La récente requête en certiorari de la Cour suprême des États-Unis dans Vetements Group AG v. Stewart a ravivé le débat sur la façon dont le droit des marques équilibre la diversité linguistique avec la perception des consommateurs. Au cœur de l'affaire se trouve la doctrine des équivalents étrangers - un principe qui permet à l'Office américain des brevets et des marques (USPTO) de rejeter les marques qui sont simplement descriptives ou trompeusement similaires à leurs traductions anglaises.
La doctrine dépend de la question de savoir si le « consommateur américain moyen » traduirait un mot étranger par son équivalent anglais. Par exemple, un terme français comme VEUVE ROYAL (signifiant « Veuve Royale ») pourrait être jugé descriptif si les consommateurs l'associent à un produit spécifique, même si le terme lui-même n'est pas intrinsèquement descriptif. Cette norme, décrite dans le Manuel de procédure d'examen des marques (TMEP), exige que le mot étranger ait une traduction directe et littérale en anglais et provienne d'une langue commune et moderne comme l'espagnol, le français ou le russe.
Pourtant, la doctrine n'est pas absolue. Les tribunaux ont souligné que le consommateur ordinaire doit activement traduire le terme pour déclencher la règle. Dans Palm Bay Imps., Inc. v. Veuve Clicquot Ponsardin Maison Fondee en 1772, la Cour fédérale d'appel a statué que le terme français VEUVE ROYAL n'était pas trompeusement similaire à THE WIDOW car il était peu probable que les consommateurs américains s'arrêtent pour traduire l'expression. Cela souligne une nuance critique : la doctrine s'applique uniquement lorsque la signification du terme est immédiatement reconnaissable pour l'acheteur moyen.
L'affaire Vetements remet en cause ce cadre.
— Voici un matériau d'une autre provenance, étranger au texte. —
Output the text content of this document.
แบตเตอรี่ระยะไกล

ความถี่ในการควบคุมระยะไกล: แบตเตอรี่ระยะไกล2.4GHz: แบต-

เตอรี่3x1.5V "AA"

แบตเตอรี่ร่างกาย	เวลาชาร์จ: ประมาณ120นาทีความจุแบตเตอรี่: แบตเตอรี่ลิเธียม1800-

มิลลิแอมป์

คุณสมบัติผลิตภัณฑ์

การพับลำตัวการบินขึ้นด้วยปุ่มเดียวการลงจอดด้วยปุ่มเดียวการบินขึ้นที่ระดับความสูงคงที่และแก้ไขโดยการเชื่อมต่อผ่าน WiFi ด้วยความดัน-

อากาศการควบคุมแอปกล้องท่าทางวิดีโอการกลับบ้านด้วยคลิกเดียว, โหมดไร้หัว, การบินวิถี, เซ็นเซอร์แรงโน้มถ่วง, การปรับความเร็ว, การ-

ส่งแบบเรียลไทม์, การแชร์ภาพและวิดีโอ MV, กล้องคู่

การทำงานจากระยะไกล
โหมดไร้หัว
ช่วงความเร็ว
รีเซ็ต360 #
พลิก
Les demandes de marque de la marque de mode pour le terme VETEMENTS - un mot français signifiant « vêtements » - ont été rejetées en tant que génériques. L'USPTO a soutenu que la traduction directe du terme le rendait descriptif, une position que la Cour fédérale d'appel a confirmée. Cependant, Vetements soutient que la reconnaissance du terme dans le monde de la mode et son buzz médiatique démontrent que les consommateurs ne l'assimilent pas à « vêtements ». La requête de la marque auprès de la Cour suprême repose sur la décision Booking.com, qui a établi que la perception des consommateurs - et non des règles juridiques rigides - devrait déterminer si un terme est générique.
Ce conflit met en évidence la tension plus large dans le droit des marques : comment concilier la diversité linguistique avec la nécessité de prévenir la confusion des consommateurs. Les tribunaux inférieurs ont appliqué la doctrine de manière incohérente. Le Quatrième Circuit, par exemple, a adopté une approche centrée sur le consommateur, comme on l'a vu dans Pizzaria Uno Corp. v. Temple, où le terme italien UNO a été jugé non descriptif pour un restaurant de pizzas. À l'inverse, le Deuxième Circuit a mis l'accent sur l'origine du terme, statuant que BELLA DI CERIGNOLA (un terme régional pour l'olive) était générique indépendamment de la compréhension des consommateurs.
Le TTAB et la Cour fédérale d'appel ont également été aux prises avec cette ambiguïté. Bien que le TTAB adhère à la norme Palm Bay, exigeant la preuve que les consommateurs traduiraient les termes étrangers, la Cour fédérale d'appel a parfois pris en compte le nombre de locuteurs anglais parlant couramment la langue concernée. Cette incohérence laisse les entreprises naviguer dans une mosaïque d'interprétations, compliquant la stratégie de marque.
Pour les entreprises, la leçon est claire : la surveillance des marques doit tenir compte à la fois des contextes linguistiques et culturels. Un terme peut être sans ambiguïté dans son origine mais toujours risquer la confusion s'il correspond à un mot anglais courant. L'affaire Vetements pourrait remodeler la façon dont l'USPTO évalue les marques étrangères, potentiellement en privilégiant la perception des consommateurs plutôt que des tests doctrinaux rigides.
Alors que la Cour suprême examine l'affaire, le résultat pourrait redéfinir les limites de la protection des marques dans un marché de plus en plus mondialisé. Les entreprises doivent rester vigilantes, en veillant à ce que leurs marques évitent à la fois le caractère descriptif littéral et perçu, tout en respectant le paysage juridique en évolution.